From Reed and others (1992) [1] : "The volcano, located some 175 km southwest of Anchorage, lies in the 94-km-long interval between Redoubt and Spurr volcanoes. * * * The Double Glacier Volcano is exposed as a 2.3-km-long, northwest-trending oval-shaped nunatak surrounded by the Double Glacier. The highest part of the 1.67 km square nunatak is about 430 m above the glacier surface. Although glacial erratics have not been found on the top of the nunatak, it seems likely that the nunatak was covered by ice during one or more of the major glacial events of the Cook Inlet region as described by Schmoll and Yehle (1986) [2] .
"Nearby outcrops of basement rock apparently limit the maximum diameter of the volcano to about 3.5 km.

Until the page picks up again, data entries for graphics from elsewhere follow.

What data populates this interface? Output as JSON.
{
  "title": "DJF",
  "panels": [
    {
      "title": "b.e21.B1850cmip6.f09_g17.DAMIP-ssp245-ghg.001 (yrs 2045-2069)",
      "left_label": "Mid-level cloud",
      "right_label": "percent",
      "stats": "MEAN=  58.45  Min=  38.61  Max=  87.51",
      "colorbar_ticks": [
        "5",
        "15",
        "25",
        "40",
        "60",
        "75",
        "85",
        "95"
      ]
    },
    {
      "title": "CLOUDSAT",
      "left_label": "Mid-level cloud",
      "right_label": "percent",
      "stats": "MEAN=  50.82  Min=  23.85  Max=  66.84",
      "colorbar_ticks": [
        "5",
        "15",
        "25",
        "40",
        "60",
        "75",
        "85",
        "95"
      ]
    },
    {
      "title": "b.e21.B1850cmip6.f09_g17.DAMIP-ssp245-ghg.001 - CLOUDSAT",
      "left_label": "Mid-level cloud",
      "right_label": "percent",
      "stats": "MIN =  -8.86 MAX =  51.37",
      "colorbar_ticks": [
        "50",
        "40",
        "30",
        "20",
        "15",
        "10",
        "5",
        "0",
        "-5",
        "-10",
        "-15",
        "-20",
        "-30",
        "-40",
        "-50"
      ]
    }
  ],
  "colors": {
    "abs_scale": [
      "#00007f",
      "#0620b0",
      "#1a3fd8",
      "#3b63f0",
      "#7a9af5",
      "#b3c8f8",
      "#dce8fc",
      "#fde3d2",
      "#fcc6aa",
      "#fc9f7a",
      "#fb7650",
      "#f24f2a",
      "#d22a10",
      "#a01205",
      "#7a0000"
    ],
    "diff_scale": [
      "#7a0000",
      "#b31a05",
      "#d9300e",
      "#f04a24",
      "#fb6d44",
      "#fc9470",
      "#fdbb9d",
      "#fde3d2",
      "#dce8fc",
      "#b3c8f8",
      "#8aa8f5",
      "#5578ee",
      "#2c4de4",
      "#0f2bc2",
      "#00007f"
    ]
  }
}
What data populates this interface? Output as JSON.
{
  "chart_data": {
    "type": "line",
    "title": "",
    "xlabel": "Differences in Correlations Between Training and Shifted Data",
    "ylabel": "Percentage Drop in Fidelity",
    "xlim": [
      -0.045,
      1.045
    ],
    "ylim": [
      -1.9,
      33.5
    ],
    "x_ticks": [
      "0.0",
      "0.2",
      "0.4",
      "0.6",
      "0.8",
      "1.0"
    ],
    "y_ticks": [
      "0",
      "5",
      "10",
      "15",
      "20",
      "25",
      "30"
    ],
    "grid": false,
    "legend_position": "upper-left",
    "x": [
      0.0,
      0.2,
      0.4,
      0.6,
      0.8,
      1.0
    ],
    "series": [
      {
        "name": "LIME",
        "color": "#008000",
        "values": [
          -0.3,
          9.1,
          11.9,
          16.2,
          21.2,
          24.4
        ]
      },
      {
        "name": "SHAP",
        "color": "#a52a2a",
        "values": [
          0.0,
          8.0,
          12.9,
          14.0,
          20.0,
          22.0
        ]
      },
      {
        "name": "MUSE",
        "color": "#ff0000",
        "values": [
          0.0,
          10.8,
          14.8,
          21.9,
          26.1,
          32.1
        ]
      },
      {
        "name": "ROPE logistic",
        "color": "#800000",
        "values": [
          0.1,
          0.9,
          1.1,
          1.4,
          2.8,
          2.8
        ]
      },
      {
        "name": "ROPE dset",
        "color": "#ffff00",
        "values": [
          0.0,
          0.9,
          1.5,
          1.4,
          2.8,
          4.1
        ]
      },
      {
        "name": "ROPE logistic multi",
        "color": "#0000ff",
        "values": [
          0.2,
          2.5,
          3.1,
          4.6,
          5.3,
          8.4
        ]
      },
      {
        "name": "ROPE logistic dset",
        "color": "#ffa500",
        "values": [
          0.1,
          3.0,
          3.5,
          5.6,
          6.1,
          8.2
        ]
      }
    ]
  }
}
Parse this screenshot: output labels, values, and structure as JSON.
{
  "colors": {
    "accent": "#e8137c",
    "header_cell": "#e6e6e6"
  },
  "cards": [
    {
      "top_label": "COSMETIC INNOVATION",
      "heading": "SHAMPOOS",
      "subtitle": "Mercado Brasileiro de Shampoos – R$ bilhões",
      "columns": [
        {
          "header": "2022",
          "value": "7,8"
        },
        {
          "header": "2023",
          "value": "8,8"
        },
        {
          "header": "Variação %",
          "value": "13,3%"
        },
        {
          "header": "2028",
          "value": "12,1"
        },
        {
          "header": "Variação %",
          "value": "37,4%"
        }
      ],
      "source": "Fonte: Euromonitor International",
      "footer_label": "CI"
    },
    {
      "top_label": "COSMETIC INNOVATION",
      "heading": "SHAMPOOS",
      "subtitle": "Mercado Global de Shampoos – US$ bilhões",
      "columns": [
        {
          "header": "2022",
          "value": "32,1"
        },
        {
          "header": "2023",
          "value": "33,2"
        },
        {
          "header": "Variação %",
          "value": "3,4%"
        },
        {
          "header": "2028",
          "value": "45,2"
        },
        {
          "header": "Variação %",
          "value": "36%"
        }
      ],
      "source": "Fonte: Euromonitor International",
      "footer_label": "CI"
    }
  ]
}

A rough estimate of the original volume of volcanic rocks, assuming a cylindrical shape with a diameter of 2.3-3.5 km and a height of 500 m above the present ice surface, is 2-4.8 cubic km. The volume of a cone of the same dimensions would be about 07.-1.6 cubic km. These volumes suggest that DGV is small in comparison to most other Quaternary volcanoes in the Cook Inlet segment which have volumes that range from 15 to 50 cubic km [3] ."
“Available K-Ar ages indicate that DGV [Double Glacier Volcano] was active 600-900 ka.”

Name Origin

"Double Glacier volcano" is an informal name applied to the volcano near Double Glacier. The glacier's name was a local name reported by the U.S. Geological Survey in 1958, and so-called because the glacier is divided into two lobes.


References Cited

[1] Double Glacier Volcano, a "new" Quaternary volcano in the eastern Aleutian volcanic arc, 1992

Reed, B. L., Lanphere, M. A., and Miller, T. P., 1992, Double Glacier Volcano, a "new" Quaternary volcano in the eastern Aleutian volcanic arc: Bulletin of Volcanology, v. 54, n. 8, p. 631-637.

[2] Pleistocene glaciation of the upper Cook Inlet basin, 1986

Schmoll, H.R., and Yehle, L.A., 1986, Pleistocene glaciation of the upper Cook Inlet basin in Glaciation, in Hamilton, T.D, Reed, K.M., and Thorson, R.M., eds., Alaska: The Geologic Record, p. 193-218.

[3] Quaternary volcanism in the Alaska Peninsula and Wrangell Mountains, Alaska, 1994

Miller, T. P., and Richter, D. H., 1994, Quaternary volcanism in the Alaska Peninsula and Wrangell Mountains, Alaska: in Plafker, George, Jones, D. L., and Berg, H. C., (eds.), The Geology of Alaska, Geological Society of America The Geology of North America series v. G-1, p. 759-779.